While guidelines across countries recommend that follow-up intervals for patients with type 2 diabetes be 3 months or longer, Japanese patients have a clinical consultation almost every month. Health care policy should thus be amended in order to change this practice. Japan’s health care system incentivizes doctors to conduct frequent consultations by providing a monthly lifestyle-associated disease management fee. Moreover, supplier-induced demand for diabetes care is indicated under the fee-for-service payment system [2]. Patients in turn tend to prefer frequent consultation because the universal health insurance allows them to pay only a small portion of the total consultation fee out of their pocket [5]. Doctors and patients thus have sufficient reasons to practice frequent consultation under the current health care system although such reasons do not derive from true clinical outcomes. Hence, the policy should be modified based on the evidence in order to reduce unnecessary expense and make diabetes care more cost-effective.

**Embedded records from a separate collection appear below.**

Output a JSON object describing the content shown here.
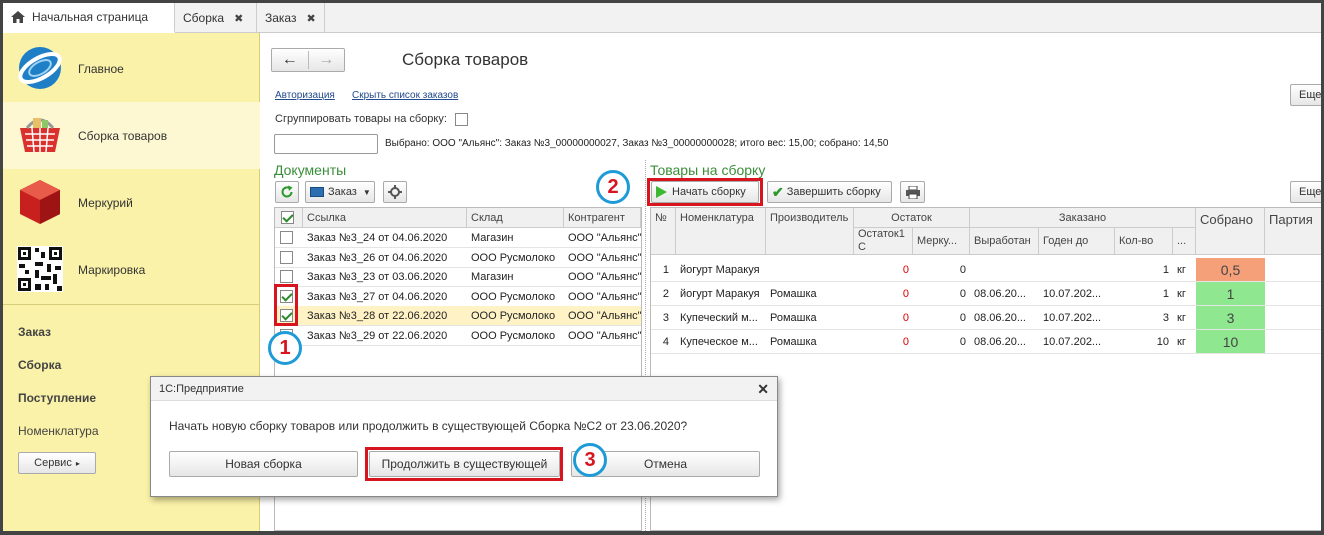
{
  "tabs": [
    {
      "label": "Начальная страница"
    },
    {
      "label": "Сборка"
    },
    {
      "label": "Заказ"
    }
  ],
  "sidebar": {
    "sections": [
      {
        "label": "Главное"
      },
      {
        "label": "Сборка товаров"
      },
      {
        "label": "Меркурий"
      },
      {
        "label": "Маркировка"
      }
    ],
    "links": [
      "Заказ",
      "Сборка",
      "Поступление",
      "Номенклатура"
    ],
    "service_button": "Сервис"
  },
  "page": {
    "title": "Сборка товаров",
    "auth_link": "Авторизация",
    "hide_orders_link": "Скрыть список  заказов",
    "group_label": "Сгруппировать товары на сборку:",
    "selected_text": "Выбрано:  ООО \"Альянс\": Заказ №3_00000000027, Заказ №3_00000000028; итого вес: 15,00; собрано: 14,50",
    "more_label": "Еще"
  },
  "documents": {
    "header": "Документы",
    "order_button": "Заказ",
    "columns": [
      "Ссылка",
      "Склад",
      "Контрагент"
    ],
    "rows": [
      {
        "checked": false,
        "link": "Заказ №3_24 от 04.06.2020",
        "warehouse": "Магазин",
        "counterparty": "ООО \"Альянс\"",
        "selected": false
      },
      {
        "checked": false,
        "link": "Заказ №3_26 от 04.06.2020",
        "warehouse": "ООО Русмолоко",
        "counterparty": "ООО \"Альянс\"",
        "selected": false
      },
      {
        "checked": false,
        "link": "Заказ №3_23 от 03.06.2020",
        "warehouse": "Магазин",
        "counterparty": "ООО \"Альянс\"",
        "selected": false
      },
      {
        "checked": true,
        "link": "Заказ №3_27 от 04.06.2020",
        "warehouse": "ООО Русмолоко",
        "counterparty": "ООО \"Альянс\"",
        "selected": false
      },
      {
        "checked": true,
        "link": "Заказ №3_28 от 22.06.2020",
        "warehouse": "ООО Русмолоко",
        "counterparty": "ООО \"Альянс\"",
        "selected": true
      },
      {
        "checked": false,
        "link": "Заказ №3_29 от 22.06.2020",
        "warehouse": "ООО Русмолоко",
        "counterparty": "ООО \"Альянс\"",
        "selected": false
      }
    ]
  },
  "goods": {
    "header": "Товары на сборку",
    "start_button": "Начать  сборку",
    "finish_button": "Завершить  сборку",
    "columns": {
      "num": "№",
      "nomenclature": "Номенклатура",
      "producer": "Производитель",
      "stock": "Остаток",
      "stock1c_a": "Остаток1",
      "stock1c_b": "С",
      "mercury": "Мерку...",
      "ordered": "Заказано",
      "produced": "Выработан",
      "valid_until": "Годен до",
      "qty": "Кол-во",
      "ellipsis": "...",
      "collected": "Собрано",
      "batch": "Партия"
    },
    "rows": [
      {
        "n": "1",
        "name": "йогурт Маракуя",
        "producer": "",
        "stock1c": "0",
        "mercury": "0",
        "produced": "",
        "valid": "",
        "qty": "1",
        "unit": "кг",
        "collected": "0,5",
        "color": "#f6a07a"
      },
      {
        "n": "2",
        "name": "йогурт Маракуя",
        "producer": "Ромашка",
        "stock1c": "0",
        "mercury": "0",
        "produced": "08.06.20...",
        "valid": "10.07.202...",
        "qty": "1",
        "unit": "кг",
        "collected": "1",
        "color": "#8fe88f"
      },
      {
        "n": "3",
        "name": "Купеческий м...",
        "producer": "Ромашка",
        "stock1c": "0",
        "mercury": "0",
        "produced": "08.06.20...",
        "valid": "10.07.202...",
        "qty": "3",
        "unit": "кг",
        "collected": "3",
        "color": "#8fe88f"
      },
      {
        "n": "4",
        "name": "Купеческое м...",
        "producer": "Ромашка",
        "stock1c": "0",
        "mercury": "0",
        "produced": "08.06.20...",
        "valid": "10.07.202...",
        "qty": "10",
        "unit": "кг",
        "collected": "10",
        "color": "#8fe88f"
      }
    ]
  },
  "dialog": {
    "title": "1С:Предприятие",
    "message": "Начать новую сборку товаров или продолжить в существующей Сборка №С2 от 23.06.2020?",
    "new_button": "Новая сборка",
    "continue_button": "Продолжить в существующей",
    "cancel_button": "Отмена"
  },
  "annotations": [
    "1",
    "2",
    "3"
  ],
  "colors": {
    "accent_red": "#d8141e",
    "circle_blue": "#1e9bd7",
    "sidebar": "#faf2a8",
    "header_green": "#3a8e3a"
  }
}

Several limitations of this study should be acknowledged. First, although we included variables that could determine the follow-up intervals and constructed a propensity score matched model, there may be other unmeasured factors that affect the follow-up intervals. For example, patients’ social aspects such as education status, economic status, and accessibility to health care facilities were not measured in the study. Matched pairs between monthly and bimonthly follow-up may not be well balanced after including these unmeasured variables. However, one study investigated whether patient demand-side factors explain regional variations in spending and found that patient demand-side was relatively minor in explaining variations [25]. Hence, these variables are not expected to considerably affect the follow-up interval. Added to this, our study do not include information on supplier side factors such as physician availability in the area, which have been shown to be associated with follow-up interval [2].

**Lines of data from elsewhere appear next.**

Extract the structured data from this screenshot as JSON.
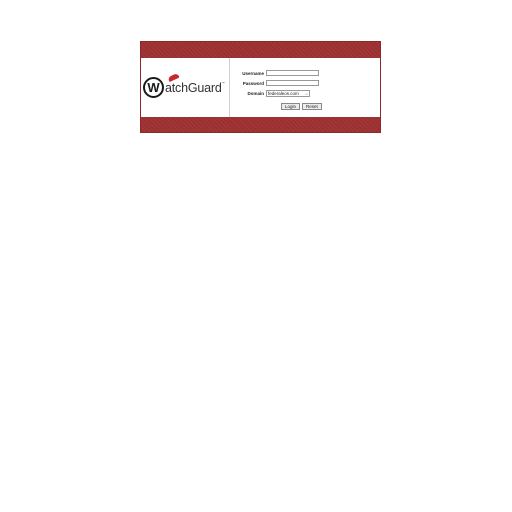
{
  "logo": {
    "letter": "W",
    "text": "atchGuard",
    "tm": "™",
    "accent_color": "#c62a2a"
  },
  "form": {
    "username_label": "Username",
    "password_label": "Password",
    "domain_label": "Domain",
    "username_value": "",
    "password_value": "",
    "domain_selected": "federaleos.com",
    "login_label": "Login",
    "reset_label": "Reset"
  },
  "theme": {
    "band_color": "#9c2f2f"
  }
}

Second, the results of propensity score matching are generalizable only among those in the range of propensity scores included in the paired analysis, and may not be applicable to persons outside this range. For example, some patients from the monthly follow-up group with high BMI were excluded when they were matched to the bimonthly group, meaning that the results from this research might not apply to the obese population. In addition, we included only participants who had well-controlled diabetes mellitus and underwent annual health checkups over 2 consecutive years, differing somewhat from the general population.


Patients with controlled diabetes mellitus who attend monthly or bimonthly follow-ups have equivalent HbA1c control. By reducing the frequency of follow-up, patients and physicians can reduce the social burden of diabetes mellitus.